Monday, June 17, 2013
My Three Dads excerpt by ZaneSilva
A story for Father's Day. Told from a kid's POV, but by a grown man. For a young adult audience, but with older readers in mind.
In My Three Dads by Zane Silva, Carl MacSchafer, about to graduate from college, tells the story of his childhood, a sort of informal testimonial to thank the men who raised him. In the beginning, he was leery about having a gay couple for his foster parents, but living with Leonard Schafer and James MacPhalen, he found affection and stability for the first time in his young life. Now that his biological father has reappeared and wants him back, everything may change again… and not for the better.
My Three Dads
Silver Stream Publishing (
June 15, 2013)
[For the last half-dozen years since his grandmother was placed in a nursing home, Carl Crawley has been moved from one foster home to another, earning himself the label of “problem child” along the way.]
I was going on twelve when I learned they had found the umpteenth home for me. They assembled a panel, two women and a man, to inform me, so they said, of my options. Options? It sounded ominous. Since when did I have any say in the matter? "Options" made it sound as though they were considering other possibilities than the facility for boys or a family. I expected to be given an ultimatum: behave or get sent to reform school.
"It seems your last placement didn't work out," one of them began. "What do you think the problem was?"
I shrugged. As if I didn't know she meant I was the problem! "It was no different from the others," I said.
"So where do we go from here?"
I was suspicious. They were asking for my input as if I were an adult. "You tell me," I said.
"There's Mr. Schafer and Mr. MacPhalen."
"You mean I get to choose? How can I? They're both just names to me."
"Both, not one or the other."
So I was right. I imagined them as the directors of some kind of living arrangement for problem kids, one step short of reform school. My spirits, already close to rock bottom, fell. "So that's where I'm going," I said.
"If you agree."
Were they asking me to sign my life away or something? There had to be a catch. "Why wouldn't I? Is there something wrong with the place?"
All three looked embarrassed. The second woman spoke up. "They're a gay couple."
"Do you know what that means?" the man asked.
First they pretend I'm a grown-up, that I can control my own destiny, then they ask me if I know something every kid my age knew.
"Well, do you?" he repeated.
"Yeah, I know a thing or two. I'm not a baby. I have hair growing on my dick." I did, but not much. I probably could have counted them on my fingers and toes.
The women looked flustered. "You don't have to tell us that," the man said angrily.
I pretended not to understand how he meant it. "I know I don't. The doctor's seen it, so it's in my file."

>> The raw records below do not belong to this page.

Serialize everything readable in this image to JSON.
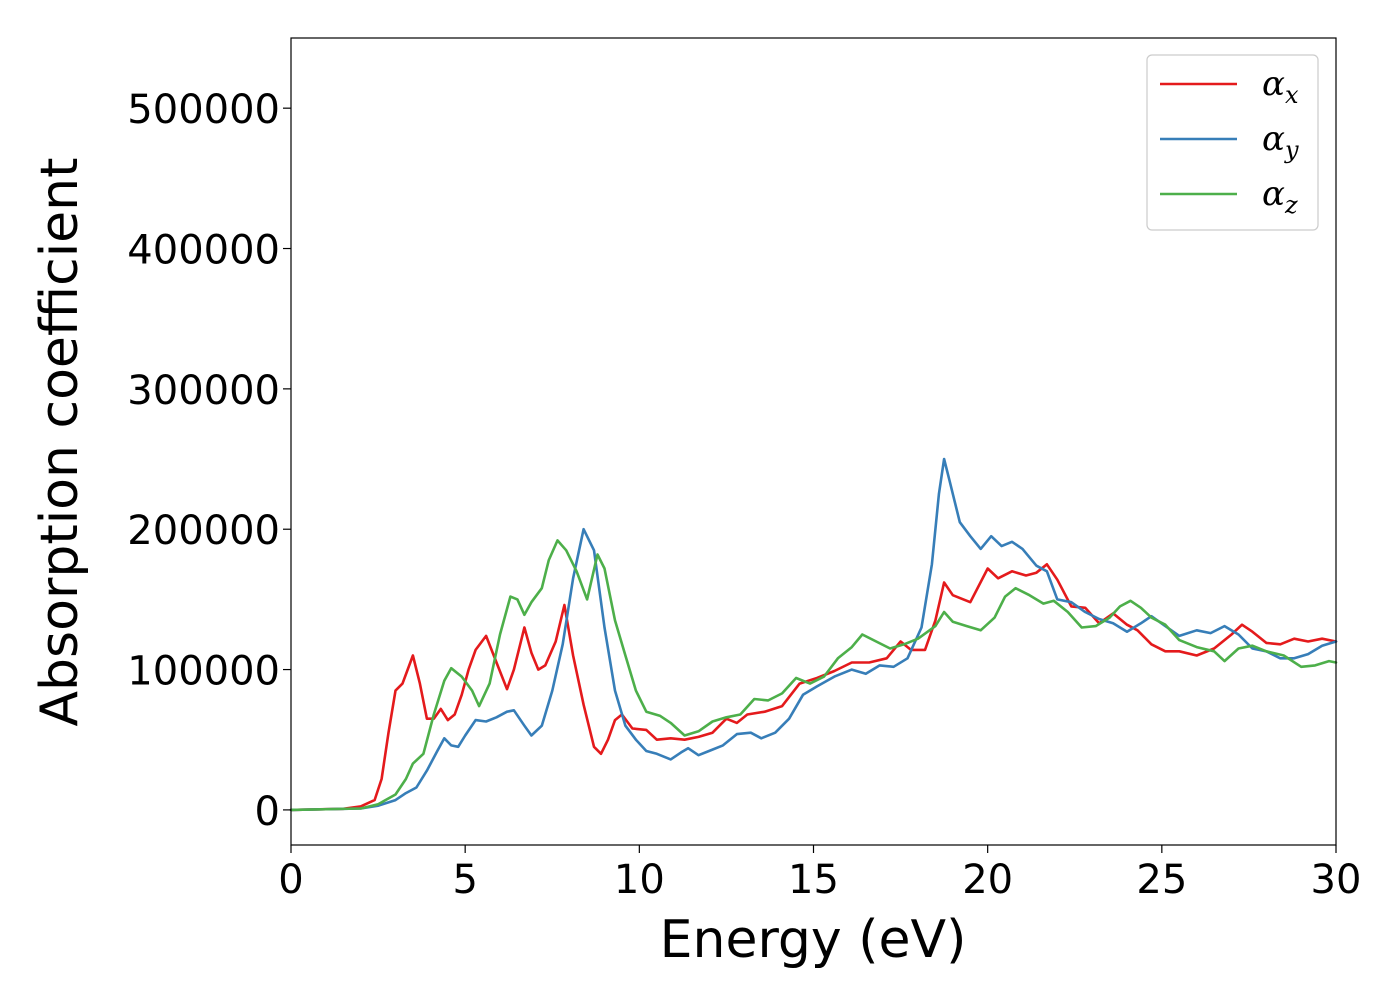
{
  "chart_data": {
    "type": "line",
    "title": "",
    "xlabel": "Energy (eV)",
    "ylabel": "Absorption coefficient",
    "xlim": [
      0,
      30
    ],
    "ylim": [
      -25000,
      550000
    ],
    "xticks": [
      0,
      5,
      10,
      15,
      20,
      25,
      30
    ],
    "yticks": [
      0,
      100000,
      200000,
      300000,
      400000,
      500000
    ],
    "xtick_labels": [
      "0",
      "5",
      "10",
      "15",
      "20",
      "25",
      "30"
    ],
    "ytick_labels": [
      "0",
      "100000",
      "200000",
      "300000",
      "400000",
      "500000"
    ],
    "grid": false,
    "legend_position": "top-right",
    "series": [
      {
        "name": "αx",
        "symbol": "α",
        "subscript": "x",
        "color": "#e41a1c",
        "points": [
          [
            0,
            0
          ],
          [
            1.5,
            800
          ],
          [
            2.0,
            2500
          ],
          [
            2.4,
            7000
          ],
          [
            2.6,
            22000
          ],
          [
            2.8,
            55000
          ],
          [
            3.0,
            85000
          ],
          [
            3.2,
            90000
          ],
          [
            3.5,
            110000
          ],
          [
            3.7,
            90000
          ],
          [
            3.9,
            65000
          ],
          [
            4.1,
            65000
          ],
          [
            4.3,
            72000
          ],
          [
            4.5,
            64000
          ],
          [
            4.7,
            68000
          ],
          [
            4.9,
            82000
          ],
          [
            5.1,
            100000
          ],
          [
            5.3,
            114000
          ],
          [
            5.6,
            124000
          ],
          [
            5.9,
            105000
          ],
          [
            6.2,
            86000
          ],
          [
            6.4,
            100000
          ],
          [
            6.7,
            130000
          ],
          [
            6.9,
            112000
          ],
          [
            7.1,
            100000
          ],
          [
            7.3,
            103000
          ],
          [
            7.6,
            120000
          ],
          [
            7.85,
            146000
          ],
          [
            8.1,
            110000
          ],
          [
            8.4,
            75000
          ],
          [
            8.7,
            45000
          ],
          [
            8.9,
            40000
          ],
          [
            9.1,
            50000
          ],
          [
            9.3,
            64000
          ],
          [
            9.5,
            68000
          ],
          [
            9.8,
            58000
          ],
          [
            10.2,
            57000
          ],
          [
            10.5,
            50000
          ],
          [
            10.9,
            51000
          ],
          [
            11.3,
            50000
          ],
          [
            11.7,
            52000
          ],
          [
            12.1,
            55000
          ],
          [
            12.5,
            65000
          ],
          [
            12.8,
            62000
          ],
          [
            13.1,
            68000
          ],
          [
            13.6,
            70000
          ],
          [
            14.1,
            74000
          ],
          [
            14.6,
            90000
          ],
          [
            15.1,
            94000
          ],
          [
            15.6,
            99000
          ],
          [
            16.1,
            105000
          ],
          [
            16.6,
            105000
          ],
          [
            17.1,
            108000
          ],
          [
            17.5,
            120000
          ],
          [
            17.8,
            114000
          ],
          [
            18.2,
            114000
          ],
          [
            18.5,
            135000
          ],
          [
            18.75,
            162000
          ],
          [
            19.0,
            153000
          ],
          [
            19.5,
            148000
          ],
          [
            20.0,
            172000
          ],
          [
            20.3,
            165000
          ],
          [
            20.7,
            170000
          ],
          [
            21.1,
            167000
          ],
          [
            21.4,
            169000
          ],
          [
            21.7,
            175000
          ],
          [
            22.0,
            164000
          ],
          [
            22.4,
            145000
          ],
          [
            22.8,
            144000
          ],
          [
            23.2,
            133000
          ],
          [
            23.6,
            140000
          ],
          [
            24.0,
            132000
          ],
          [
            24.3,
            128000
          ],
          [
            24.7,
            118000
          ],
          [
            25.1,
            113000
          ],
          [
            25.5,
            113000
          ],
          [
            26.0,
            110000
          ],
          [
            26.5,
            115000
          ],
          [
            27.0,
            125000
          ],
          [
            27.3,
            132000
          ],
          [
            27.6,
            127000
          ],
          [
            28.0,
            119000
          ],
          [
            28.4,
            118000
          ],
          [
            28.8,
            122000
          ],
          [
            29.2,
            120000
          ],
          [
            29.6,
            122000
          ],
          [
            30.0,
            120000
          ]
        ]
      },
      {
        "name": "αy",
        "symbol": "α",
        "subscript": "y",
        "color": "#377eb8",
        "points": [
          [
            0,
            0
          ],
          [
            2.0,
            1000
          ],
          [
            2.5,
            3000
          ],
          [
            3.0,
            7000
          ],
          [
            3.3,
            12000
          ],
          [
            3.6,
            16000
          ],
          [
            3.9,
            28000
          ],
          [
            4.2,
            42000
          ],
          [
            4.4,
            51000
          ],
          [
            4.6,
            46000
          ],
          [
            4.8,
            45000
          ],
          [
            5.0,
            53000
          ],
          [
            5.3,
            64000
          ],
          [
            5.6,
            63000
          ],
          [
            5.9,
            66000
          ],
          [
            6.2,
            70000
          ],
          [
            6.4,
            71000
          ],
          [
            6.7,
            60000
          ],
          [
            6.9,
            53000
          ],
          [
            7.2,
            60000
          ],
          [
            7.5,
            85000
          ],
          [
            7.8,
            118000
          ],
          [
            8.1,
            165000
          ],
          [
            8.4,
            200000
          ],
          [
            8.7,
            185000
          ],
          [
            9.0,
            130000
          ],
          [
            9.3,
            85000
          ],
          [
            9.6,
            60000
          ],
          [
            9.9,
            50000
          ],
          [
            10.2,
            42000
          ],
          [
            10.5,
            40000
          ],
          [
            10.9,
            36000
          ],
          [
            11.2,
            41000
          ],
          [
            11.4,
            44000
          ],
          [
            11.7,
            39000
          ],
          [
            12.0,
            42000
          ],
          [
            12.4,
            46000
          ],
          [
            12.8,
            54000
          ],
          [
            13.2,
            55000
          ],
          [
            13.5,
            51000
          ],
          [
            13.9,
            55000
          ],
          [
            14.3,
            65000
          ],
          [
            14.7,
            82000
          ],
          [
            15.1,
            88000
          ],
          [
            15.6,
            95000
          ],
          [
            16.1,
            100000
          ],
          [
            16.5,
            97000
          ],
          [
            16.9,
            103000
          ],
          [
            17.3,
            102000
          ],
          [
            17.7,
            108000
          ],
          [
            18.1,
            130000
          ],
          [
            18.4,
            175000
          ],
          [
            18.6,
            225000
          ],
          [
            18.75,
            250000
          ],
          [
            18.9,
            235000
          ],
          [
            19.2,
            205000
          ],
          [
            19.5,
            195000
          ],
          [
            19.8,
            186000
          ],
          [
            20.1,
            195000
          ],
          [
            20.4,
            188000
          ],
          [
            20.7,
            191000
          ],
          [
            21.0,
            186000
          ],
          [
            21.4,
            174000
          ],
          [
            21.7,
            170000
          ],
          [
            22.0,
            150000
          ],
          [
            22.4,
            148000
          ],
          [
            22.8,
            141000
          ],
          [
            23.2,
            136000
          ],
          [
            23.6,
            133000
          ],
          [
            24.0,
            127000
          ],
          [
            24.4,
            133000
          ],
          [
            24.7,
            138000
          ],
          [
            25.1,
            131000
          ],
          [
            25.5,
            124000
          ],
          [
            26.0,
            128000
          ],
          [
            26.4,
            126000
          ],
          [
            26.8,
            131000
          ],
          [
            27.2,
            125000
          ],
          [
            27.6,
            115000
          ],
          [
            28.0,
            113000
          ],
          [
            28.4,
            108000
          ],
          [
            28.8,
            108000
          ],
          [
            29.2,
            111000
          ],
          [
            29.6,
            117000
          ],
          [
            30.0,
            120000
          ]
        ]
      },
      {
        "name": "αz",
        "symbol": "α",
        "subscript": "z",
        "color": "#4daf4a",
        "points": [
          [
            0,
            0
          ],
          [
            2.0,
            1000
          ],
          [
            2.5,
            4000
          ],
          [
            3.0,
            11000
          ],
          [
            3.3,
            22000
          ],
          [
            3.5,
            33000
          ],
          [
            3.8,
            40000
          ],
          [
            4.1,
            68000
          ],
          [
            4.4,
            92000
          ],
          [
            4.6,
            101000
          ],
          [
            4.9,
            95000
          ],
          [
            5.2,
            85000
          ],
          [
            5.4,
            74000
          ],
          [
            5.7,
            90000
          ],
          [
            6.0,
            125000
          ],
          [
            6.3,
            152000
          ],
          [
            6.5,
            150000
          ],
          [
            6.7,
            139000
          ],
          [
            6.9,
            148000
          ],
          [
            7.2,
            158000
          ],
          [
            7.4,
            178000
          ],
          [
            7.65,
            192000
          ],
          [
            7.9,
            185000
          ],
          [
            8.2,
            170000
          ],
          [
            8.5,
            150000
          ],
          [
            8.8,
            182000
          ],
          [
            9.0,
            172000
          ],
          [
            9.3,
            135000
          ],
          [
            9.6,
            110000
          ],
          [
            9.9,
            85000
          ],
          [
            10.2,
            70000
          ],
          [
            10.6,
            67000
          ],
          [
            10.9,
            62000
          ],
          [
            11.3,
            53000
          ],
          [
            11.7,
            56000
          ],
          [
            12.1,
            63000
          ],
          [
            12.5,
            66000
          ],
          [
            12.9,
            68000
          ],
          [
            13.3,
            79000
          ],
          [
            13.7,
            78000
          ],
          [
            14.1,
            83000
          ],
          [
            14.5,
            94000
          ],
          [
            14.9,
            90000
          ],
          [
            15.3,
            95000
          ],
          [
            15.7,
            108000
          ],
          [
            16.1,
            116000
          ],
          [
            16.4,
            125000
          ],
          [
            16.8,
            120000
          ],
          [
            17.2,
            115000
          ],
          [
            17.6,
            118000
          ],
          [
            18.0,
            122000
          ],
          [
            18.5,
            131000
          ],
          [
            18.75,
            141000
          ],
          [
            19.0,
            134000
          ],
          [
            19.4,
            131000
          ],
          [
            19.8,
            128000
          ],
          [
            20.2,
            137000
          ],
          [
            20.5,
            152000
          ],
          [
            20.8,
            158000
          ],
          [
            21.2,
            153000
          ],
          [
            21.6,
            147000
          ],
          [
            21.9,
            149000
          ],
          [
            22.3,
            141000
          ],
          [
            22.7,
            130000
          ],
          [
            23.1,
            131000
          ],
          [
            23.5,
            137000
          ],
          [
            23.8,
            145000
          ],
          [
            24.1,
            149000
          ],
          [
            24.4,
            144000
          ],
          [
            24.7,
            137000
          ],
          [
            25.1,
            132000
          ],
          [
            25.5,
            121000
          ],
          [
            26.0,
            116000
          ],
          [
            26.5,
            113000
          ],
          [
            26.8,
            106000
          ],
          [
            27.2,
            115000
          ],
          [
            27.6,
            117000
          ],
          [
            28.0,
            113000
          ],
          [
            28.5,
            110000
          ],
          [
            29.0,
            102000
          ],
          [
            29.4,
            103000
          ],
          [
            29.8,
            106000
          ],
          [
            30.0,
            105000
          ]
        ]
      }
    ]
  }
}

The second woman repeated his question. "Does it make a difference to you?"
"Does what make a difference to me?"
"That they're a gay couple."
"Not if they leave me alone."
"All prospective foster families are thoroughly investigated," the second woman quickly assured me. "If we thought there was any chance—"
"Then why should I care?" I interrupted. "I won't be there all that long, anyway."
"If that's your attitude, you won't be long anywhere," she snapped.
"The other kids may tease you about it," the first woman explained, trying to sound kind.
"What other kids?"
"Your friends at school."
Since when had I had friends at school? "It's summer," I pointed out, "and like I said, it's only temporary, right?" They looked at each other, exasperated. "That's how it's always been," I added.
"We're hoping it's a good fit this time."
Gays, zombies, whatever. "I can take care of myself," I mumbled grudgingly.
"Then you're willing to give it a try?"
Lotsa luck, I thought. I didn't expect I'd be there long—a few months at most—and that was fine with me.